The 1970 Torino Cobra is one of the quickest muscle cars around. They designed it to dominate the competition on NASCAR’s super-speedways. However, it never made it to the grid due to design issues and budget cuts. Still, a rare car, this muscle car is one of the only two that still exists today. Moreover, it represents a fascinating episode in the saga of the classic muscle-car era.
In 1970, Ford made the Torino the primary model and the Fairlane was a sub-series of Torino. Hence, this allowed Ford to move away from emulating the boxy lines of the full-size Fords to a completely new body. During this time, Ford adapted the coke bottle styling. Since jet crafts influenced tail fin design at that time, Ford designers adapted supersonic aircraft with narrow waists and bulging forward and rear fuselages needed to reach supersonic speeds.
The 1970 Torino Cobra received massive engine changes. They carried over only the 250 CID I-6, 302-2V and the 351W-2V from 1969. Optional engines included the 302-2V (standard on GT and Brougham models), 351W-2V, the new 351 Cleveland available with a 2- or 4-barrel carburetor, and the new 429-4V 385 Series V8 (standard on the Cobra models).
The 1970 Challenger R/T is a classic and rare muscle car model. Moreover, it is one of the quickest muscle cars of its time. Many dub this car as Dodge’s “answer to the Mustang and Camaro”. They officially introduced the car in 1969 and was one of two Chrysler E-body cars, the other being the slightly smaller Plymouth Barracuda. This car and the Barracuda had different variants in huge numbers to go head to head with the Chevrolet Camaro and Ford Mustang. Also, they did it to offer virtually every engine in Chrysler’s inventory.
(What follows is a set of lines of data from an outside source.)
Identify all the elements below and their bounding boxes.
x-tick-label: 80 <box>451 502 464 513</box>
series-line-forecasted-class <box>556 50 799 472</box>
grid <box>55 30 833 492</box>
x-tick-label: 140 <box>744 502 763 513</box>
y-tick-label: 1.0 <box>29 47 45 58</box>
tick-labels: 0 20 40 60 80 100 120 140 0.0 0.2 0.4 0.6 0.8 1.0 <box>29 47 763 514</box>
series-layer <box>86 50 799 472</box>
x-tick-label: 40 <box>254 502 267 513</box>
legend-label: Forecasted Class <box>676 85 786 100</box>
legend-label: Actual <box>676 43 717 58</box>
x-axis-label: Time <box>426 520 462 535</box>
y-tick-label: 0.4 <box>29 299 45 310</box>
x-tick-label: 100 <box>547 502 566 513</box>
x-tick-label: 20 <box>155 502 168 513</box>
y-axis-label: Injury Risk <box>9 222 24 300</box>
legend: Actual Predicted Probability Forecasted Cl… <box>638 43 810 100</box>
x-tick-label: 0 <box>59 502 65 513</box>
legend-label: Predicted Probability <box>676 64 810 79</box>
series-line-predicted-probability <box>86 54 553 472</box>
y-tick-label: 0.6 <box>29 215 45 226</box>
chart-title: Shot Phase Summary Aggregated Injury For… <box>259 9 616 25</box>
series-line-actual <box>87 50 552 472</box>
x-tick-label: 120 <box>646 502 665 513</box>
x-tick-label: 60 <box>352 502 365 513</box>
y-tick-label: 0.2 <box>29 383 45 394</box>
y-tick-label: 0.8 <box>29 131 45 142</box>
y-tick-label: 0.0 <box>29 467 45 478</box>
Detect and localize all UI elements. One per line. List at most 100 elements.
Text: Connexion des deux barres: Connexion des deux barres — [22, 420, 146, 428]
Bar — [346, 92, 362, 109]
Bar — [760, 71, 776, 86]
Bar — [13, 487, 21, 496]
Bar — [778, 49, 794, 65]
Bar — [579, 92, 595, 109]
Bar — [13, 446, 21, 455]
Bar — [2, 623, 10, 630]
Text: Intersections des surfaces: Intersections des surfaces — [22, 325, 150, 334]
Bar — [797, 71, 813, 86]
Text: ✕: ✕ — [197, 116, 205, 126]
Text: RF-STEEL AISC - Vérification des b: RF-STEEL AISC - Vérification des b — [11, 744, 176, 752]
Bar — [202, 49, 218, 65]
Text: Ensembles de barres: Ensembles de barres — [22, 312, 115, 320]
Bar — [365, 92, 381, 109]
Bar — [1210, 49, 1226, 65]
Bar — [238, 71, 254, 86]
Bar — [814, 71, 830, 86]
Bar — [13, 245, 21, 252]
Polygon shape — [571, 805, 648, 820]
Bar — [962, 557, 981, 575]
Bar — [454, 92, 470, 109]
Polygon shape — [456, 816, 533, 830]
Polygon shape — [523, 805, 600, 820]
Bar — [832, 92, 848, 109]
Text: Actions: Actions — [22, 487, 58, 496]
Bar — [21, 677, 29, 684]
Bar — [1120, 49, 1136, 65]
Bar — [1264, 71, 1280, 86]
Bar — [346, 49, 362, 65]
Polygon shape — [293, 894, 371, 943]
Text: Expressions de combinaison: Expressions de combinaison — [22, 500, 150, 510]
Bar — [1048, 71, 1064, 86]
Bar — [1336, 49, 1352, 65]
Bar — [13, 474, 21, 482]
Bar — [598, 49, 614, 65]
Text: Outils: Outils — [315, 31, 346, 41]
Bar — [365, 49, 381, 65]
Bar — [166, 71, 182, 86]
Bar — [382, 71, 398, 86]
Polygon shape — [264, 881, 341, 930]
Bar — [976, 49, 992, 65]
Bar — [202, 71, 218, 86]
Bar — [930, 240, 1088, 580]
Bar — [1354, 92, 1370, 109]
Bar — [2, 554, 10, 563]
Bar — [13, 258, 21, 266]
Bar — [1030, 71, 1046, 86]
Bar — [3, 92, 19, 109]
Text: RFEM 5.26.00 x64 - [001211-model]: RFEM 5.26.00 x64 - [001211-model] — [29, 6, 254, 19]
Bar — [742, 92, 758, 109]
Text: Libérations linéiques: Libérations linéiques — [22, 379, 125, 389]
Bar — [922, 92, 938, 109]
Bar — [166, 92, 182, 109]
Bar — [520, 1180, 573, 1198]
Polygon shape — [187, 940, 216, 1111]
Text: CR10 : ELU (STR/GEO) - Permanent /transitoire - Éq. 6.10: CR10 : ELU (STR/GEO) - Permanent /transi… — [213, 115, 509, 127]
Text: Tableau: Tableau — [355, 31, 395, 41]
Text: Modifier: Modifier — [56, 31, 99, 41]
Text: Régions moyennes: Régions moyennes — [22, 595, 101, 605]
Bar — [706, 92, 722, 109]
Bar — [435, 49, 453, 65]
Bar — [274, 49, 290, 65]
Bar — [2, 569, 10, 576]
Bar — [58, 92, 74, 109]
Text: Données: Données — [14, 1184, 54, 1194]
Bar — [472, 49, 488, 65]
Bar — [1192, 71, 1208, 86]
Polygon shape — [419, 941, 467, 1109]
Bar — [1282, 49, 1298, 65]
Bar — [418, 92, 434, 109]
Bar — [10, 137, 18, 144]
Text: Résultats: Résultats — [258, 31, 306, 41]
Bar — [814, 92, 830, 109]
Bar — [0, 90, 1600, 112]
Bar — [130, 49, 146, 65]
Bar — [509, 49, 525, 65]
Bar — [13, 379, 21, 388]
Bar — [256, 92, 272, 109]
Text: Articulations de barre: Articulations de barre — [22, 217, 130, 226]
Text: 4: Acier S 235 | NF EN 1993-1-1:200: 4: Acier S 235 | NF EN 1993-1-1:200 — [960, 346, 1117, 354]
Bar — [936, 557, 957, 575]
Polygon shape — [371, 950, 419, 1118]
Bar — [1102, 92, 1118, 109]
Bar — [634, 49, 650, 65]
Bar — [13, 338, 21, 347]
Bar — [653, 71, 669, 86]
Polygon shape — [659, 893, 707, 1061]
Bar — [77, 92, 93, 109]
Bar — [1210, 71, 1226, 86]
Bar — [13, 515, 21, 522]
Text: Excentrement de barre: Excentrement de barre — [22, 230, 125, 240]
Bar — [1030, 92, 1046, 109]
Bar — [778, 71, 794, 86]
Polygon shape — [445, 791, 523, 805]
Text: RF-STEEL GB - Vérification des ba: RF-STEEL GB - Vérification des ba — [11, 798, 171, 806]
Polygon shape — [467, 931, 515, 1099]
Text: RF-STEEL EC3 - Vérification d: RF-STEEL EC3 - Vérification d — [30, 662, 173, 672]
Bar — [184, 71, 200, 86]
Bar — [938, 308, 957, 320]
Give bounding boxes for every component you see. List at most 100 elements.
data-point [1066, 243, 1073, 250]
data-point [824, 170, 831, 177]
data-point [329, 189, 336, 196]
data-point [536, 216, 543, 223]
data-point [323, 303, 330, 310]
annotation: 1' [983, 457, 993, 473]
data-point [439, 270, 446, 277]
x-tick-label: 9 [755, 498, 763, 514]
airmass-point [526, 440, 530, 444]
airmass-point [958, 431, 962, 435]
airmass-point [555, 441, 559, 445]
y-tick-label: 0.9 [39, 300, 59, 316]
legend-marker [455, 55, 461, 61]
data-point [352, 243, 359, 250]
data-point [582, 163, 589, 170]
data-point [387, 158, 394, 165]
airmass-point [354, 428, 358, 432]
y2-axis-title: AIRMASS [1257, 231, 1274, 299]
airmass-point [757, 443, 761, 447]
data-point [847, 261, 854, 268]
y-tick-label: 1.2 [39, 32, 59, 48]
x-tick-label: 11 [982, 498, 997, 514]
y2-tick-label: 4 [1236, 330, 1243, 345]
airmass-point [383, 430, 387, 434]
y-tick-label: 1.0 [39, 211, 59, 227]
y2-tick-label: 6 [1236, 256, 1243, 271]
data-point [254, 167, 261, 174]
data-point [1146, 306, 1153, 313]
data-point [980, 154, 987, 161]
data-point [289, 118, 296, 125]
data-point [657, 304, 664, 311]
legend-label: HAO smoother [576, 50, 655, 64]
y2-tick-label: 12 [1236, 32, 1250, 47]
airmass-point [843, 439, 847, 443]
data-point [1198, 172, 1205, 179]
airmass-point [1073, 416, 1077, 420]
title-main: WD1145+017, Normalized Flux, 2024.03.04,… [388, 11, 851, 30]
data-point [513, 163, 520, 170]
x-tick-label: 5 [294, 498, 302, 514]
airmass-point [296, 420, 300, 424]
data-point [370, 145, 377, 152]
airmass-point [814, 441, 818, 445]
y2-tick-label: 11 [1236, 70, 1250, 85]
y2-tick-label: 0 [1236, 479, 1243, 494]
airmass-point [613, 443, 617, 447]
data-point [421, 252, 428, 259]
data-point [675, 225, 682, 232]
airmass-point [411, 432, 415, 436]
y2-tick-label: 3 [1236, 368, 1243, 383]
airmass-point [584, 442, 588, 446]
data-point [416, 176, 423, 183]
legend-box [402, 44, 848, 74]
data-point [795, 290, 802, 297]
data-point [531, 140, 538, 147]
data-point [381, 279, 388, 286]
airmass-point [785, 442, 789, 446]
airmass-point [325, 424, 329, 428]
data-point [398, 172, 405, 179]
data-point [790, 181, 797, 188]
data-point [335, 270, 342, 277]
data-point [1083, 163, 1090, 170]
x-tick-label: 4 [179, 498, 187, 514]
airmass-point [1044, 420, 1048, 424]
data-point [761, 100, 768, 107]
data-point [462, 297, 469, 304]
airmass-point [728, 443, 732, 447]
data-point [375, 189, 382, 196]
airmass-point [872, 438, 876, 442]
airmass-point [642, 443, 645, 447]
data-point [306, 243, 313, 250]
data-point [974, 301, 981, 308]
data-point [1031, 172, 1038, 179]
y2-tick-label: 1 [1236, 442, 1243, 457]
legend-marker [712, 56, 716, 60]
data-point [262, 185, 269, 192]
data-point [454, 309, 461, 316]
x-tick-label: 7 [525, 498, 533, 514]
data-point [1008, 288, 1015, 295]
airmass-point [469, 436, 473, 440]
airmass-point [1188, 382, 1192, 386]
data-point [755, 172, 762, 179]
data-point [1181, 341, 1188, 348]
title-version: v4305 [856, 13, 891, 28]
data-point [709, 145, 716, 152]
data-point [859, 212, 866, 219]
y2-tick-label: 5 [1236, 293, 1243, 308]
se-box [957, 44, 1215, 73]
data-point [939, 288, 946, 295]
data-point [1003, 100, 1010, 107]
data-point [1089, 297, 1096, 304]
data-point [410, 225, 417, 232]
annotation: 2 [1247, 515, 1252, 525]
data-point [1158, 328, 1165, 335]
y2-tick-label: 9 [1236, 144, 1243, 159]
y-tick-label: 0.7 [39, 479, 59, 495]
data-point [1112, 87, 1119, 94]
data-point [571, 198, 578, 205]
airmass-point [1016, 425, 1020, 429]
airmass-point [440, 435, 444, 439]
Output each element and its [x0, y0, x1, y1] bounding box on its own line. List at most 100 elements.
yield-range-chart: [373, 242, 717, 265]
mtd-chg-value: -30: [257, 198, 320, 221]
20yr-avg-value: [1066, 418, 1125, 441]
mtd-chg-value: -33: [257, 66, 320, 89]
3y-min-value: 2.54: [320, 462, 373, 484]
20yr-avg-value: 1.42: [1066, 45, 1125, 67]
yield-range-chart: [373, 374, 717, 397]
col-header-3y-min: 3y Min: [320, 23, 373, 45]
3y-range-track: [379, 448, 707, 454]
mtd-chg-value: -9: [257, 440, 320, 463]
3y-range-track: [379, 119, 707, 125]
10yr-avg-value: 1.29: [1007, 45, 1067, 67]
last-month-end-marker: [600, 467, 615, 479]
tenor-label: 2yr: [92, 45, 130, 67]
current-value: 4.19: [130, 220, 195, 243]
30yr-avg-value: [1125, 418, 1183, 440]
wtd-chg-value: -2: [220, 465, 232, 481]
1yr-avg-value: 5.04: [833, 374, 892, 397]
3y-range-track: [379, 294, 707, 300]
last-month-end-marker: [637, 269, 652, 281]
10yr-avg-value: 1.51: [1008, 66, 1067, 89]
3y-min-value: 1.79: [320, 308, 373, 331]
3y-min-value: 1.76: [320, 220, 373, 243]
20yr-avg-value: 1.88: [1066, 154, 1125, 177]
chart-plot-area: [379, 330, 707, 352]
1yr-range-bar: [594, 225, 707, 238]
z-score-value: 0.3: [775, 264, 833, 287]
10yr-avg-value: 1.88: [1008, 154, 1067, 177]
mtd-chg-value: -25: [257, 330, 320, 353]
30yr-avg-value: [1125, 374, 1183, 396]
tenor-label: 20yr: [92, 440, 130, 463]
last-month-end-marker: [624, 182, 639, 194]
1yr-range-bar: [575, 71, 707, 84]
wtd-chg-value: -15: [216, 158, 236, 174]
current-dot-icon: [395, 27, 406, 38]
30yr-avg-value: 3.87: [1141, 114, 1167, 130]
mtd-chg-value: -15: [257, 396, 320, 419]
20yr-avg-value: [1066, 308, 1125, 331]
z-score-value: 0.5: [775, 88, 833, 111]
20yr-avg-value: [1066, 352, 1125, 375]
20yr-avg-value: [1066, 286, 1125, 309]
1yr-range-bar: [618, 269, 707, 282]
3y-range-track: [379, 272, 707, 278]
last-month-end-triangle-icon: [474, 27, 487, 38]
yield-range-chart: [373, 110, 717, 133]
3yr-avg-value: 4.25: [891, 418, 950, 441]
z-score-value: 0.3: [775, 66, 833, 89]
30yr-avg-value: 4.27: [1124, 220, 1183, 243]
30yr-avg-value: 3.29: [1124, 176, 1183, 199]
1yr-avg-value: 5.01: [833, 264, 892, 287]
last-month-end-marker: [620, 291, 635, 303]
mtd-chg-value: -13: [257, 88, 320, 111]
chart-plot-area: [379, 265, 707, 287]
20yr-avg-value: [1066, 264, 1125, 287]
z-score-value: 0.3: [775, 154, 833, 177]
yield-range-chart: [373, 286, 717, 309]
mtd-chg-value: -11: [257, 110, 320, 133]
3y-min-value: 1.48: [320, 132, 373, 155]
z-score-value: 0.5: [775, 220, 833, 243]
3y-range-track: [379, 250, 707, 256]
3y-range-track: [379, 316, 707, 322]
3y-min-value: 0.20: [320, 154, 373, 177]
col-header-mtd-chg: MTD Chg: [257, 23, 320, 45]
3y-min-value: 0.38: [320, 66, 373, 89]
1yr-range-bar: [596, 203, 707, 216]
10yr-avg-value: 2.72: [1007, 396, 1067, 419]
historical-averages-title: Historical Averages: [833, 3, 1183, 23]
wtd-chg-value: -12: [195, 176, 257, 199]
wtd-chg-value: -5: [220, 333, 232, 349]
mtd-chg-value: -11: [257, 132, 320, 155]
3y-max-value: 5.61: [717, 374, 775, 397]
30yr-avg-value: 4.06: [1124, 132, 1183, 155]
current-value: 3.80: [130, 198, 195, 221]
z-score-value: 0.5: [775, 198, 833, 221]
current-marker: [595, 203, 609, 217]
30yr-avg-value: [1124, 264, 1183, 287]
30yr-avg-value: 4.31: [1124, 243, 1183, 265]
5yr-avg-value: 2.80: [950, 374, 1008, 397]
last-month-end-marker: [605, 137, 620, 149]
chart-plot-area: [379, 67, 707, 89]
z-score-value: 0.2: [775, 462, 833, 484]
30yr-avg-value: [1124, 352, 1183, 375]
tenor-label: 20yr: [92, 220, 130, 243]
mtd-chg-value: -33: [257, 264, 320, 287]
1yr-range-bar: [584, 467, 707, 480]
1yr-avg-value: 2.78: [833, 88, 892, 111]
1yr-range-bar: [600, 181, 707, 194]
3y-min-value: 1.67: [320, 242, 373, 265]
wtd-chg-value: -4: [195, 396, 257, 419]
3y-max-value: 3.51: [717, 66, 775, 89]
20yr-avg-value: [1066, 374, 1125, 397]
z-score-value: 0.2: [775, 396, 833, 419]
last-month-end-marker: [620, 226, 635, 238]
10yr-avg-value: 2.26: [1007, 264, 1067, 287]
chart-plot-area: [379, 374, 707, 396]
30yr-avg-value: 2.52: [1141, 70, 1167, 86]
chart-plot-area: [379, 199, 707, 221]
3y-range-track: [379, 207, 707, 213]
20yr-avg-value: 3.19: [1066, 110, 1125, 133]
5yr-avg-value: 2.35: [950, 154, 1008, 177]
Although this Challenger came out strong, it was a little late to match with other pony cars. Still, many avid car enthusiasts take the 1970 Challenger R/T as the most potent pony car ever. It also competed against the Mercury Cougar and Pontiac Firebird. Aside from this, the 1970 Challenger R/T also competed against other more luxury-type muscle car models.
This iteration of the Challenger arrived with longer wheelbase, larger dimensions, and more luxurious interior. The target market were affluent young American buyers. Carl Cameron designed the exterior of this Challenger. Cameron based the its grille off an older sketch of his 1966 Charger prototype that was to have a turbine engine. However, that Charger never got a turbine engine.
The 1969 Boss 429 Mustang is an iconic muscle car and one of the quickest muscle cars ever. Moreover, the 429 variant is one the most respectable muscle cars to ever come out of production. During that time, Ford doesn’t have a strong engine that can go head to head with a 426 Hemi. So, they built their own that can compete. The result was the 429 Mustang.
With its power, the engine could have not made it on production vehicles. However, NASCAR has homologation rules that needed a minimum of 500 cars be equipped with the engine and sold to the general public for it to be used. Hence, Ford did not have much choice but to out this engine on one of their cars. This resulted to the 1969 Boss 429 Mustang.
During its launch, Ford’s finances were not on the best shape due to the Boss 302 and its subsequent Trans Am variant for the SCCA Trans Am series. To make it work, Ford used the four-speed Cobra Jet Mustang as a template. They produced the Boss 429 Mustang in a total of 1358 examples, 859 of which were built for ’69 and 499 for 1970. Furthermore, two of the 1969 models were actually Boss 429 Cougars.